Massive Imports of Oil Products, Diesel, Jet Fuel and Gas – Self-Inflicted Vulnerability
The UK is no longer self-sufficient. North Sea production has been in long-term decline (peaking in 1999), accelerated by Labour’s policies, and the country now imports roughly 44% of its energy needs. Crude oil comes mainly from the US and Norway, but refined products tell the real story:The UK exports surplus petrol but heavily imports diesel and jet fuel to meet demand imbalances.
Jet fuel reliance is especially acute; domestic refining cannot keep up.
Natural gas imports (via Norway pipelines and LNG from the US, Qatar, and others) make up about half of the supply, with LNG volumes surging in recent years amid European shortages.
Recent ONS trade data shows ongoing fuel import pressures even as overall goods imports dipped slightly in early 2026. The Middle East turmoil is already spiking global prices – exactly the vulnerability Singh warned about.
Refinery Closures: Britain Is Becoming the New California
The situation mirrors California’s disastrous path. UK refining capacity has plummeted. Scotland’s historic Grangemouth refinery (150,000 b/d) ceased crude processing in April 2025 and is now an import terminal. Lindsey refinery (108,000 b/d) followed in August 2025. Only four major sites remain: Fawley, Humber, Pembroke and Stanlow – down from 18 in the 1970s.
These closures have forced higher imports of finished fuels (up 4% in some quarters), reduced domestic crude processing by 40% in places, and left Britain more exposed to global shocks and tanker delays. Jobs have vanished (hundreds at each site), and the economic contribution (Grangemouth alone was £400m+ annually) is gone.
California is doing the exact same thing: closing refineries (Phillips 66 LA and others removing ~17-20% of state capacity), importing more foreign gasoline and jet fuel, and suffering extreme price volatility and higher costs. Experts there warn of $8/gallon gasoline and rationing risks during disruptions. Britain is on the same trajectory – policy-driven de-industrialisation of refining has turned a once self-reliant sector into an import-dependent liability.
Is There Any Hope of Turning It Around?
Short answer: not under the current Labour approach. Miliband’s North Sea strategy bans new exploration licences, allows only limited “tiebacks” on existing fields, and accelerates the decline. Spending has collapsed from £35bn+ a year (2015) to £15bn (2023); jobs have halved once and are forecast to halve again. Tax receipts are plunging. Even industry forecasts show the basin winding down rapidly.
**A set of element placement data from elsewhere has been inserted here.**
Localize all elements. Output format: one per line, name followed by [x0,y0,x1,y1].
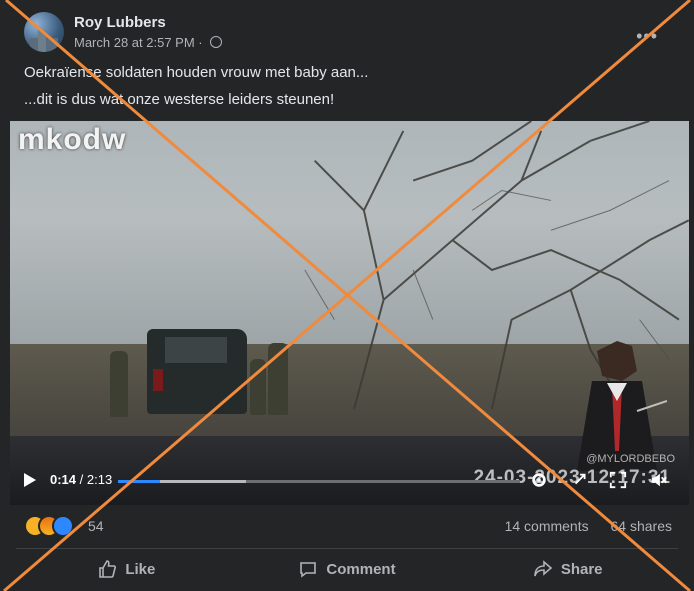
post-stats: 14 comments 64 shares [487,518,672,534]
care-emoji-icon [52,515,74,537]
video-watermark: mkodw [18,123,127,156]
post-text-line-2: ...dit is dus wat onze westerse leiders … [24,91,335,108]
comments-count[interactable]: 14 comments [505,518,589,534]
video-vehicle [147,329,247,414]
fullscreen-icon[interactable] [609,471,627,489]
post-text-line-1: Oekraïense soldaten houden vrouw met bab… [24,64,369,81]
post-timestamp[interactable]: March 28 at 2:57 PM [74,35,195,50]
video-soldier-3 [250,359,266,415]
video-time: 0:14 / 2:13 [50,472,112,487]
like-button[interactable]: Like [16,553,237,585]
comment-button[interactable]: Comment [237,553,458,585]
meta-separator: · [198,35,203,50]
divider [16,548,678,549]
author-name[interactable]: Roy Lubbers [74,14,166,31]
comment-label: Comment [326,560,396,578]
video-soldier-2 [268,343,288,415]
comment-icon [300,562,317,578]
video-controls: 0:14 / 2:13 [10,461,689,505]
video-progress-track[interactable] [118,480,520,483]
video-duration: / 2:13 [79,472,113,487]
video-soldier-1 [110,351,128,417]
share-label: Share [560,560,603,578]
post-card: Roy Lubbers March 28 at 2:57 PM · ••• Oe… [0,0,694,591]
video-player[interactable]: mkodw @MYLORDBEBO 24-03-2023 12:17:31 0:… [10,121,689,505]
expand-icon[interactable] [572,471,590,489]
post-meta: March 28 at 2:57 PM · [74,35,223,50]
dog-sticker [577,341,667,471]
video-current-time: 0:14 [50,472,77,487]
video-progress-bar [118,480,161,483]
play-icon[interactable] [24,473,36,487]
avatar[interactable] [24,12,64,52]
share-button[interactable]: Share [457,553,678,585]
like-label: Like [125,560,156,578]
settings-gear-icon[interactable] [530,471,548,489]
thumbs-up-icon [99,560,117,578]
shares-count[interactable]: 64 shares [611,518,672,534]
more-options-icon[interactable]: ••• [636,26,658,47]
share-arrow-icon [534,560,553,577]
globe-icon [210,36,223,48]
post-header: Roy Lubbers March 28 at 2:57 PM · ••• [24,12,674,54]
post-actions: Like Comment Share [16,553,678,585]
mute-icon[interactable] [650,471,668,489]
reaction-count: 54 [88,518,104,534]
Restarting meaningful drilling would require a U-turn on licences, scrapping the windfall tax distortions, and ending the ideological blockade. Singh’s call shows even the renewables sector sees the need for pragmatic domestic fossil production in the interim. But Miliband has repeatedly dismissed drilling as “totally false” for lowering bills and is doubling down on net-zero timelines.
Like California, once refineries and infrastructure are shuttered and supply chains reoriented to imports, reversal is slow, expensive and politically toxic. Britain risks permanent higher costs, greater import dependence and energy insecurity – unless sanity prevails and “home-grown energy of every kind” actually becomes policy.
The wind chief’s plea is a rare crack in the green consensus. Whether Miliband listens – or continues sacrificing British energy security on the altar of ideology – will define the next decade of bills, jobs and blackouts. For now, the only sane voice in the energy department appears to be… the wind boss.